The visibility and perception of the etching depend on lighting conditions. Lines have been etched into brass panels at 91 different angles, from vertical to horizontal, creating a 3D effect and a feeling of movement as the spectator moves around the work, making it subject to continuous transformation and becoming a vital characteristic in Laric’s practice. Assuming all man-made marks from the scanned tree, including gratify or an engraved heart visible on the left side of the tree trunk, despite the nature of the image, the work rejects principles symptomatic of scientific objectivity, depicting the three instead as matter subject to continuous transformation.
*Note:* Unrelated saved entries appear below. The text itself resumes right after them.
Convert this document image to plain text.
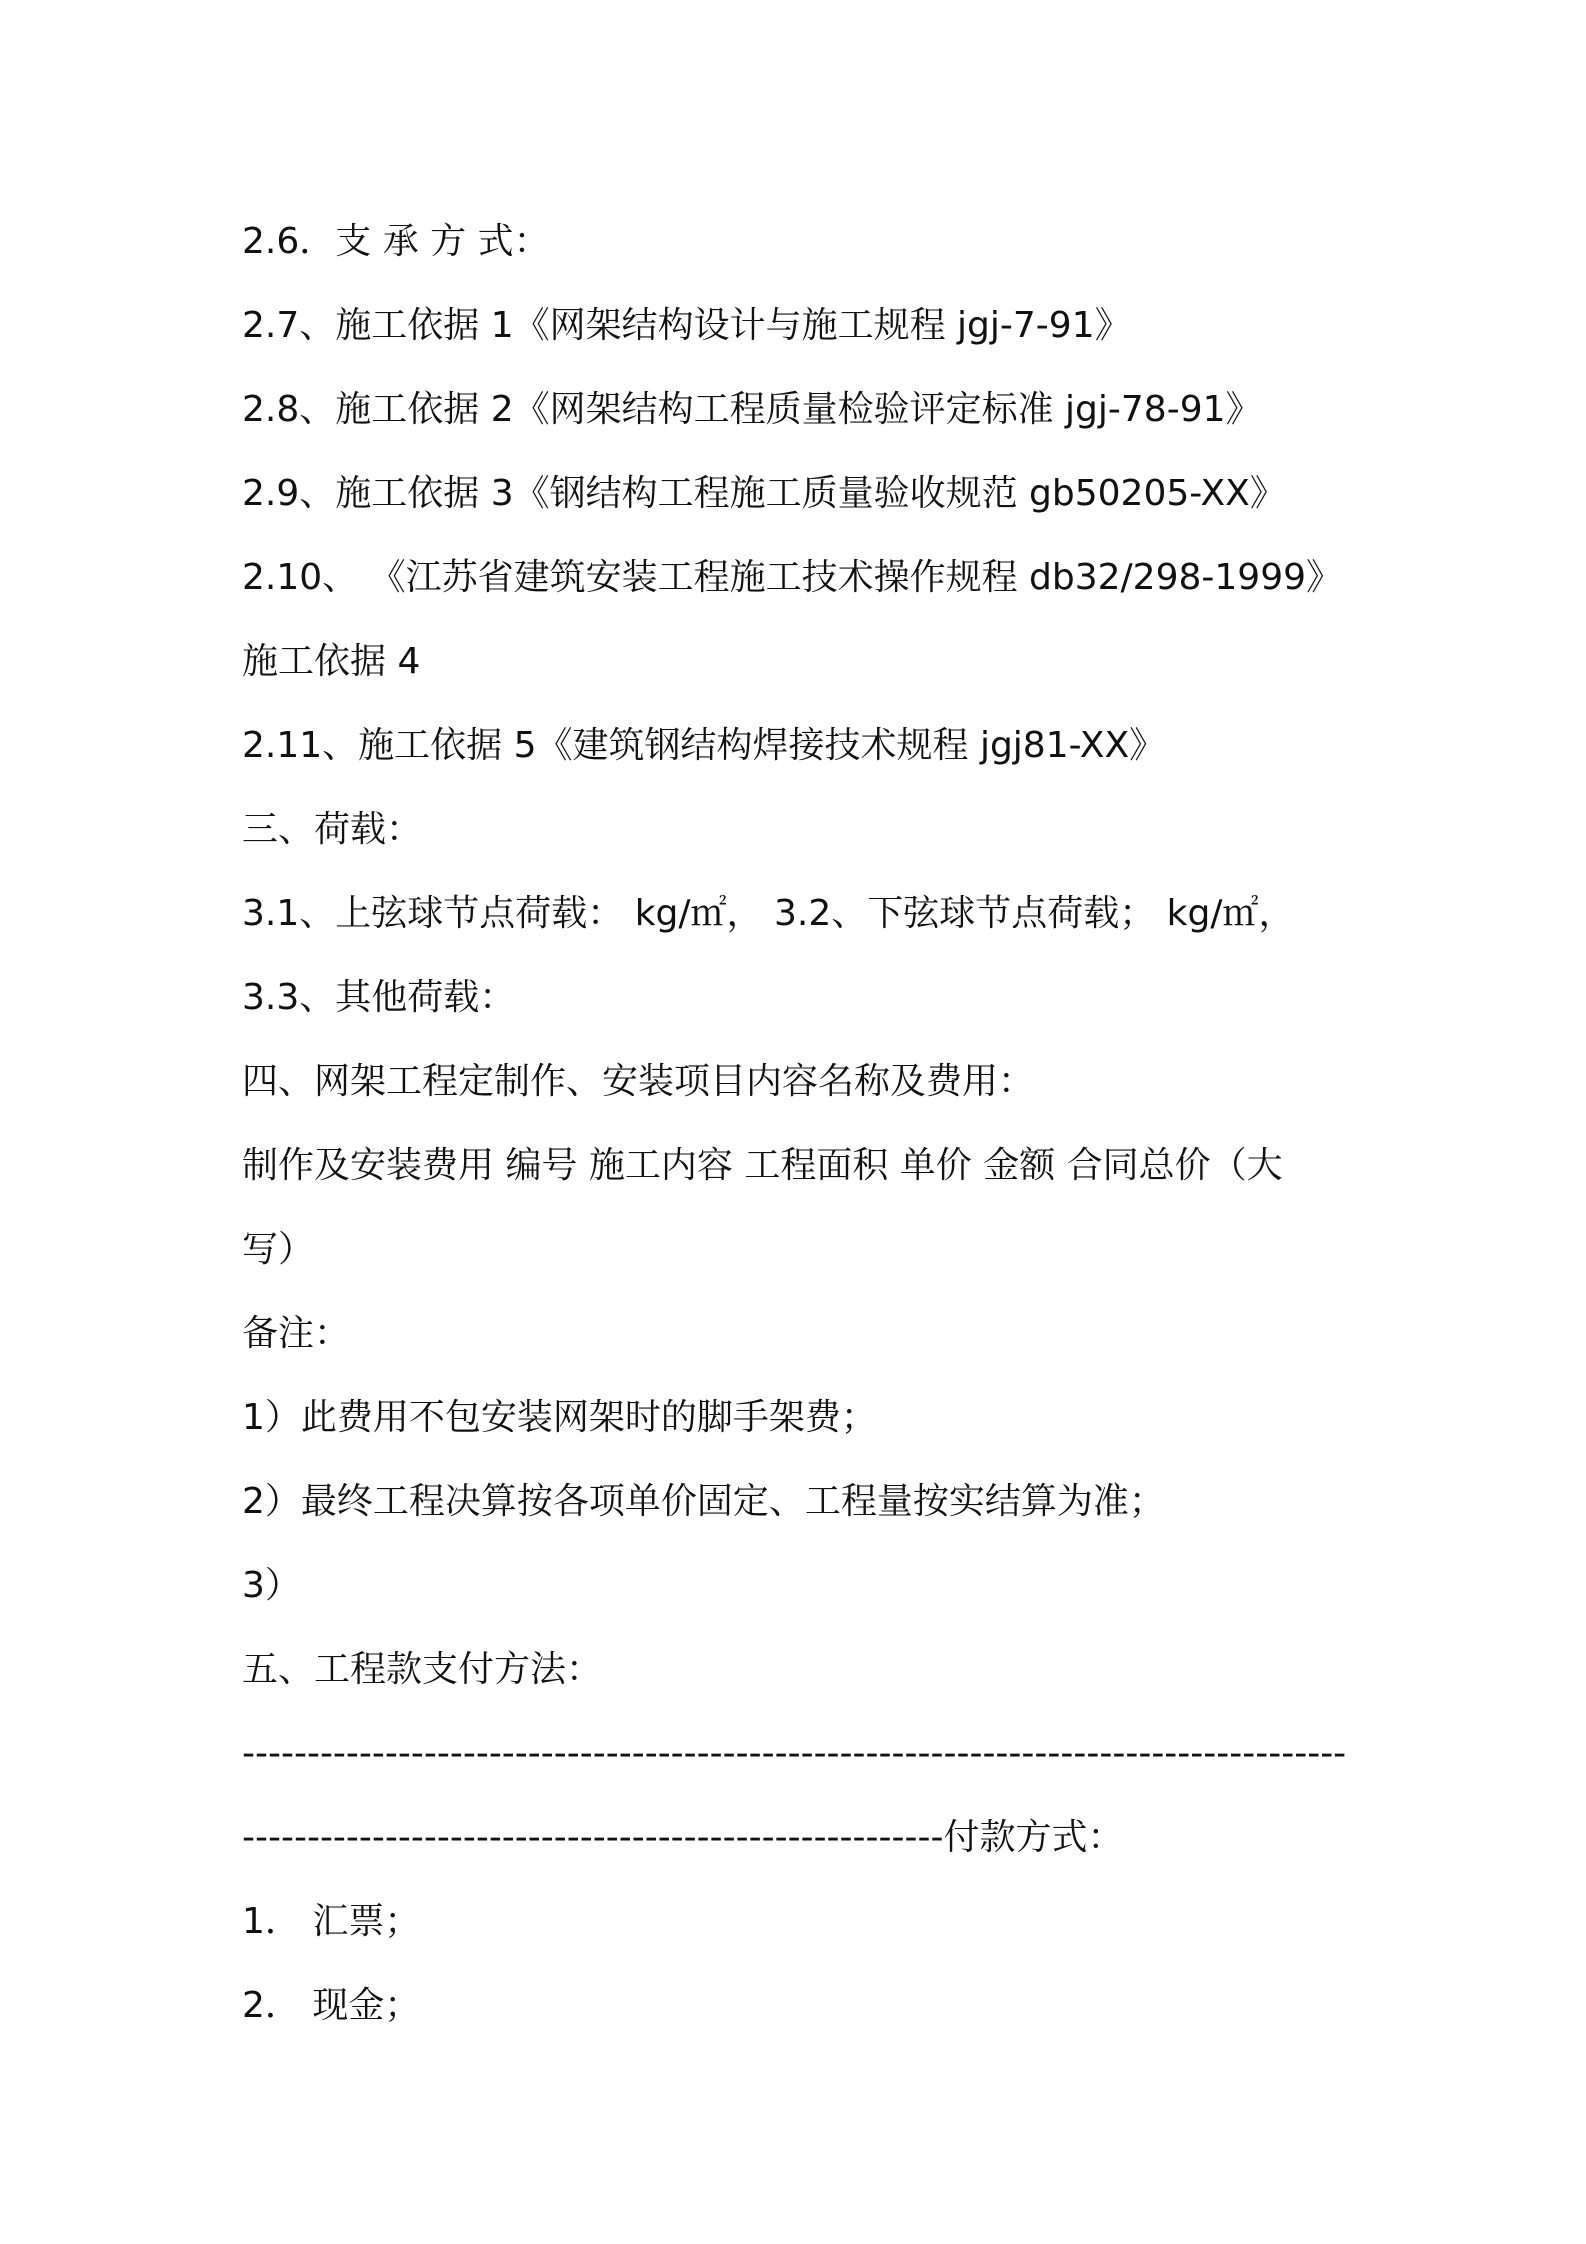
2.6．支 承 方 式：
2.7、施工依据 1《网架结构设计与施工规程 jgj-7-91》
2.8、施工依据 2《网架结构工程质量检验评定标准 jgj-78-91》
2.9、施工依据 3《钢结构工程施工质量验收规范 gb50205-XX》
2.10、 《江苏省建筑安装工程施工技术操作规程 db32/298-1999》
施工依据 4
2.11、施工依据 5《建筑钢结构焊接技术规程 jgj81-XX》
三、荷载：
3.1、上弦球节点荷载： kg/㎡， 3.2、下弦球节点荷载； kg/㎡，
3.3、其他荷载：
四、网架工程定制作、安装项目内容名称及费用：
制作及安装费用 编号 施工内容 工程面积 单价 金额 合同总价（大
写）
备注：
1）此费用不包安装网架时的脚手架费；
2）最终工程决算按各项单价固定、工程量按实结算为准；
3）
五、工程款支付方法：
-------------------------------------------------------------------------------------
------------------------------------------------------付款方式：
1． 汇票；
2． 现金；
Based on a 3D scan of a random Beech Tree from the Volkspark in Berlin, the framing of the work places emphasis on the tree’s rooting – its structural part, which connects the tree with the ground, suggestive of the interdependency between different types of matter. An emphasis on structural elements has shaped a vital part of Oliver Laric’s practice, even more so, however, in his most recent works. Focusing on its external shell/external structure as a protective shield that is the uneven surface of the tree’s bark, a type of an “exoskeleton”, (a term repeatedly used in the practice of the artist), the work removes itself from traditional hierarchies between primary and secondary matter, while pointing to their interdependency. The 3D model of the tree was generated by Alik Kadoum using photogrammetry. The tree was rendered with ambient occlusion and converted into angled lines using a custom script.